The coarse resolution image may influence the high spatial resolution image in presenting spatial details when they are combined. To address this, studies on feature-level fusion, result-level fusion, or combined models based on time-feature CNN should be conducted to figure out the suitable option for the combination of low-resolution and high-resolution images. Lastly, the time-feature CNN approach, which relies on point-based training data, offers the advantage of reducing the time required for training data collection, as these data can be shared with pixel-based machine learning studies.

Conclusions

This study successfully generated a 10-m LULC map of Vietnam for the year 2020 with an impressive overall accuracy of \(90.5\% \pm 1.2\%\), surpassing the accuracy of existing 10-m LULC maps for Vietnam. The produced map by the time-feature Convolutional Neural Network showed substantial enhancements compared to other global LULC maps, including: (1) The map’s spatial detail outperformed LULC products utilizing the spatial convolution approach such as DW’s and ESRI’s map; (2) Notable improvements were observed in addressing limitations present in other products, including the confusion of paddy fields with flooded vegetation in ESA’s map, the overestimation of urban/built-up areas in DW’s and ESRI’s maps, and the inaccurate classification of aquatic farming as rice fields in JAXA’s map; (3) The produced map stands out with 12 distinct categories, surpassing the 9 categories of Dynamic World, 11 categories of ESA World Cover, and 10 categories of ESRI Land Cover; (4) Our map offers a detailed classification legend for forest categories (evergreen, deciduous, plantation, and mangrove), a separate identification of rice and other crops, and a dedicated category for aquaculture.

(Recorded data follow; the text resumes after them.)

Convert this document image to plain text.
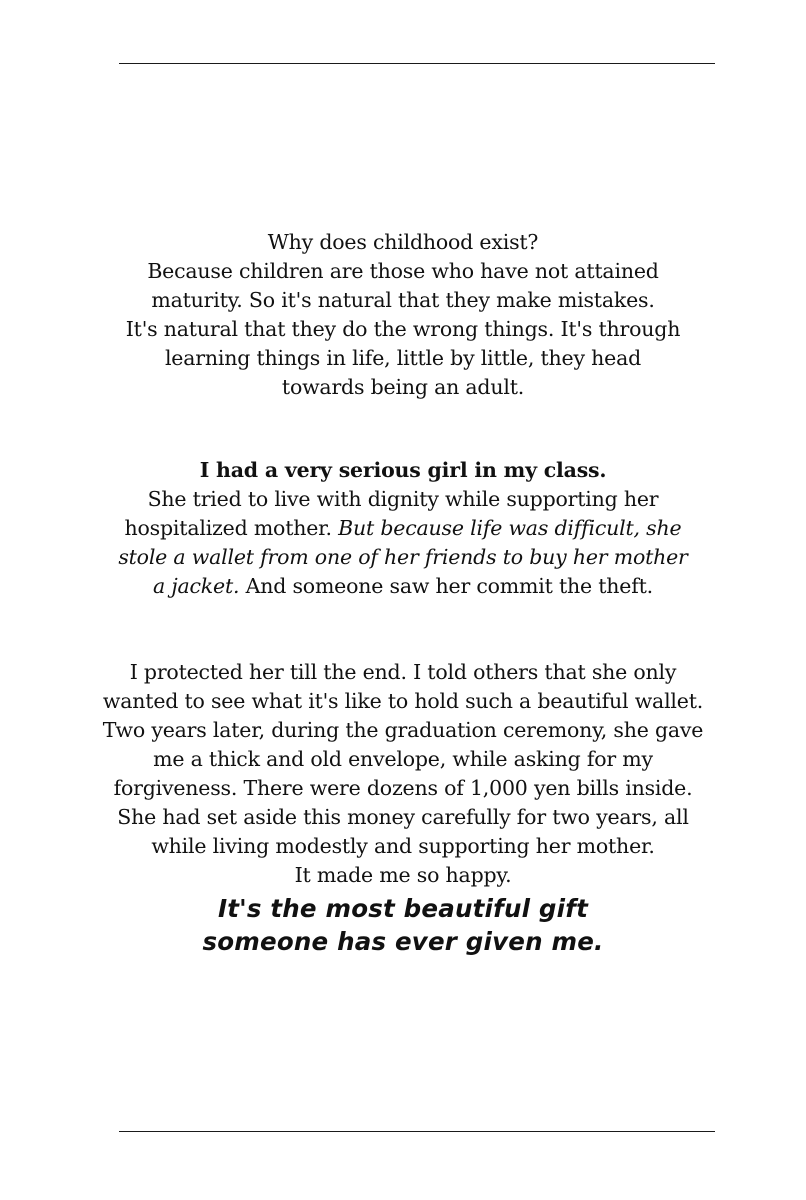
Why does childhood exist?
Because children are those who have not attained
maturity. So it's natural that they make mistakes.
It's natural that they do the wrong things. It's through
learning things in life, little by little, they head
towards being an adult.
I had a very serious girl in my class.
She tried to live with dignity while supporting her
hospitalized mother. But because life was difficult, she
stole a wallet from one of her friends to buy her mother
a jacket. And someone saw her commit the theft.
I protected her till the end. I told others that she only
wanted to see what it's like to hold such a beautiful wallet.
Two years later, during the graduation ceremony, she gave
me a thick and old envelope, while asking for my
forgiveness. There were dozens of 1,000 yen bills inside.
She had set aside this money carefully for two years, all
while living modestly and supporting her mother.
It made me so happy.
It's the most beautiful gift
someone has ever given me.
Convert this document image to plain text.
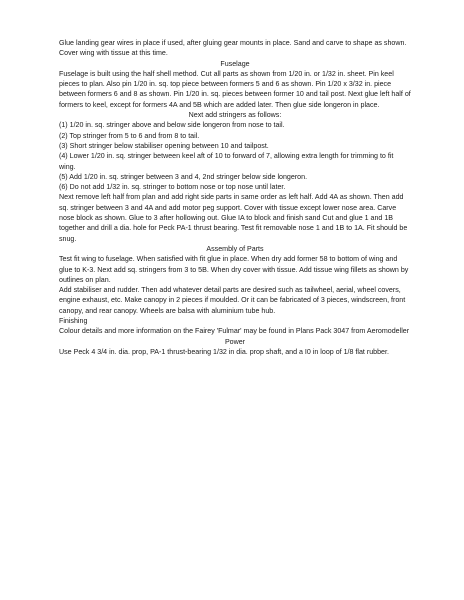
Glue landing gear wires in place if used, after gluing gear mounts in place. Sand and carve to shape as shown. Cover wing with tissue at this time.

Fuselage

Fuselage is built using the half shell method. Cut all parts as shown from 1/20 in. or 1/32 in. sheet. Pin keel pieces to plan. Also pin 1/20 in. sq. top piece between formers 5 and 6 as shown. Pin 1/20 x 3/32 in. piece between formers 6 and 8 as shown. Pin 1/20 in. sq. pieces between former 10 and tail post. Next glue left half of formers to keel, except for formers 4A and 5B which are added later. Then glue side longeron in place.

Next add stringers as follows:

(1) 1/20 in. sq. stringer above and below side longeron from nose to tail.

(2) Top stringer from 5 to 6 and from 8 to tail.

(3) Short stringer below stabiliser opening between 10 and tailpost.

(4) Lower 1/20 in. sq. stringer between keel aft of 10 to forward of 7, allowing extra length for trimming to fit wing.

(5) Add 1/20 in. sq. stringer between 3 and 4, 2nd stringer below side longeron.

(6) Do not add 1/32 in. sq. stringer to bottom nose or top nose until later.

Next remove left half from plan and add right side parts in same order as left half. Add 4A as shown. Then add sq. stringer between 3 and 4A and add motor peg support. Cover with tissue except lower nose area. Carve nose block as shown. Glue to 3 after hollowing out. Glue IA to block and finish sand Cut and glue 1 and 1B together and drill a dia. hole for Peck PA-1 thrust bearing. Test fit removable nose 1 and 1B to 1A. Fit should be snug.

Assembly of Parts

Test fit wing to fuselage. When satisfied with fit glue in place. When dry add former 58 to bottom of wing and glue to K-3. Next add sq. stringers from 3 to 5B. When dry cover with tissue. Add tissue wing fillets as shown by outlines on plan.

Add stabiliser and rudder. Then add whatever detail parts are desired such as tailwheel, aerial, wheel covers, engine exhaust, etc. Make canopy in 2 pieces if moulded. Or it can be fabricated of 3 pieces, windscreen, front canopy, and rear canopy. Wheels are balsa with aluminium tube hub.

Finishing

Colour details and more information on the Fairey 'Fulmar' may be found in Plans Pack 3047 from Aeromodeller

Power

Use Peck 4 3/4 in. dia. prop, PA-1 thrust-bearing 1/32 in dia. prop shaft, and a I0 in loop of 1/8 flat rubber.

This study proposes a straightforward and practical approach for constructing a time series of optical images spanning 6 seasons using data from multiple years. This method is easily implemented on Google Earth Engine and adaptable to various satellite images for data gap filling. Its simplicity is robust for a large-scale application. The time-feature CNN approach exhibits significant potential for producing high-accuracy LULC maps for cloudy regions by leveraging a combination of optical and SAR images. Given these achievements, further exploration of the proposed CNN approach is recommended, including the investigations of the model’s structure, the hyperparameter selection, and the feature arrangement to comprehensively understand its capabilities.

Methods and materials

Classification algorithm

In this section, this study provide a comprehensive description of the time-feature CNN approach originally developed by Hirayama et al. (2022)9. Unlike conventional CNNs that perform convolution on the geospatial domain, this approach was designed to operate on a time-feature domain. Consequently, the input data for the CNN model consists of not an array of pixels covering a geospatial area but an array of a time series of features (bands or indices) for a single pixel. Initially, this method was applied to create a LULC map of Japan using satellite data with 4 seasons. However, it is believed that increasing the number of seasons might help to provide useful information for the discrimination among the LULC categories. As a result, the modifications were made on the original source code of SACLASS2 software to enable the processing of satellite data within 6 seasons. Details of the method are described as follows:

Initially, the satellite images from different sensors underwent the re-projection to the Geographic Coordinate System. The integration of satellite data from different sensors was executed on the basis of a tile, covering an area of 1\(^\text {o}\)x1\(^\text {o}\) (about 100 km\(^2\)). Totally, 60 tiles are needed to fully cover area of Mainland Vietnam. This study employed GDAL (Geospatial Data Abstraction Library) and NumPy in Python environment to read the TIFF (Tagged Image File Format) files of satellite images and converted them into NumPy array. It is essential to highlight that our satellite data includes features (spectral bands, polarizations, vegetation indices, etc.) exhibiting different value range. Sentinel-2 bands, for instance, range from 0 to about 10,000, while values of vegetation indices are from -1 to 1. To ensure an equal contribution from all features to the classification result, a normalization step was applied. This entailed the conversion value of all features to [0, 1] range (see Equation 1). Following the normalization, features with a spatial resolution greater than 10 m were resampled to 10 m, employing the bilinear interpolation. Subsequently, for each 1\(^\text {o}\)x1\(^\text {o}\) tile, all features for 6 seasons were combined and stored in the form of a NumPy array, referred to as a “combined image”.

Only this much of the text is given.